Description of the problem: When a user is assigned RBAC permissions scoped to a specific project, such as rhdh, the Resource Optimization UI is incorrectly displaying resources from other projects that share a similar prefix, like rhdh-operator. This indicates that the backend permission check for ros.${clusterId}.${projectId} is likely using a "starts-with" or "contains" string match instead of an exact match on the project name, leading to unintended access and a confusing user experience.

The current RBAC configuration is as follows:
p, role:default/ROClusterProject, ros.cluster73.rhdh, read, allow
g, user:default/rhdh-orchestrator-test-1, role:default/ROClusterProject
This configuration should restrict the rhdh-orchestrator-test-1 user to see resources only in the rhdh project on cluster73.

How reproducible: Always

Steps to reproduce:

1. Configure a user (rhdh-orchestrator-test-1) with the specific ROClusterProject role, granting read access only to the rhdh project on cluster73.

1. Log in to the UI as the rhdh-orchestrator-test-1 user.

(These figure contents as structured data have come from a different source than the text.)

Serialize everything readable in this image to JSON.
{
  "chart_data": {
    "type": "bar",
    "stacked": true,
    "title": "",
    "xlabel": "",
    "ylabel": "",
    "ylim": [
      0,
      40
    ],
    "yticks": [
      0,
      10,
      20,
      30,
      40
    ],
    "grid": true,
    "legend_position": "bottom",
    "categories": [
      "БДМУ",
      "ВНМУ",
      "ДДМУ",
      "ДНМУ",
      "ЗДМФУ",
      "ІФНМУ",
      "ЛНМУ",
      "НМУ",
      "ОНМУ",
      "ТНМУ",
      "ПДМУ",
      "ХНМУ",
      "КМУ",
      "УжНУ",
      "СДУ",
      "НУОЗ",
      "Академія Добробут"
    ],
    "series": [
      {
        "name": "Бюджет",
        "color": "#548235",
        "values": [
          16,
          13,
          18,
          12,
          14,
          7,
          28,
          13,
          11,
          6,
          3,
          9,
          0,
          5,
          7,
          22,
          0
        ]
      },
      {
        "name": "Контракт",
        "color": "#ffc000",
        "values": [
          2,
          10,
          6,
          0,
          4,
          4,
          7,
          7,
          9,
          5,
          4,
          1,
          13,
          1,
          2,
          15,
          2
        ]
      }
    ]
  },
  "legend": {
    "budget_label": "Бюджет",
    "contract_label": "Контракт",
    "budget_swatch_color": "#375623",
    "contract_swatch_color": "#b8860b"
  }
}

1. Navigate to the Resource Optimization page and view the list of optimizable containers.

Actual results: The UI displays containers from both the rhdh project and the rhdh-operator project. (See attached screenshot).

Expected results: The UI should only display containers belonging to the rhdh project. Containers from the rhdh-operator project or any other project should be filtered out and not be visible to the user, correctly enforcing the configured RBAC policy.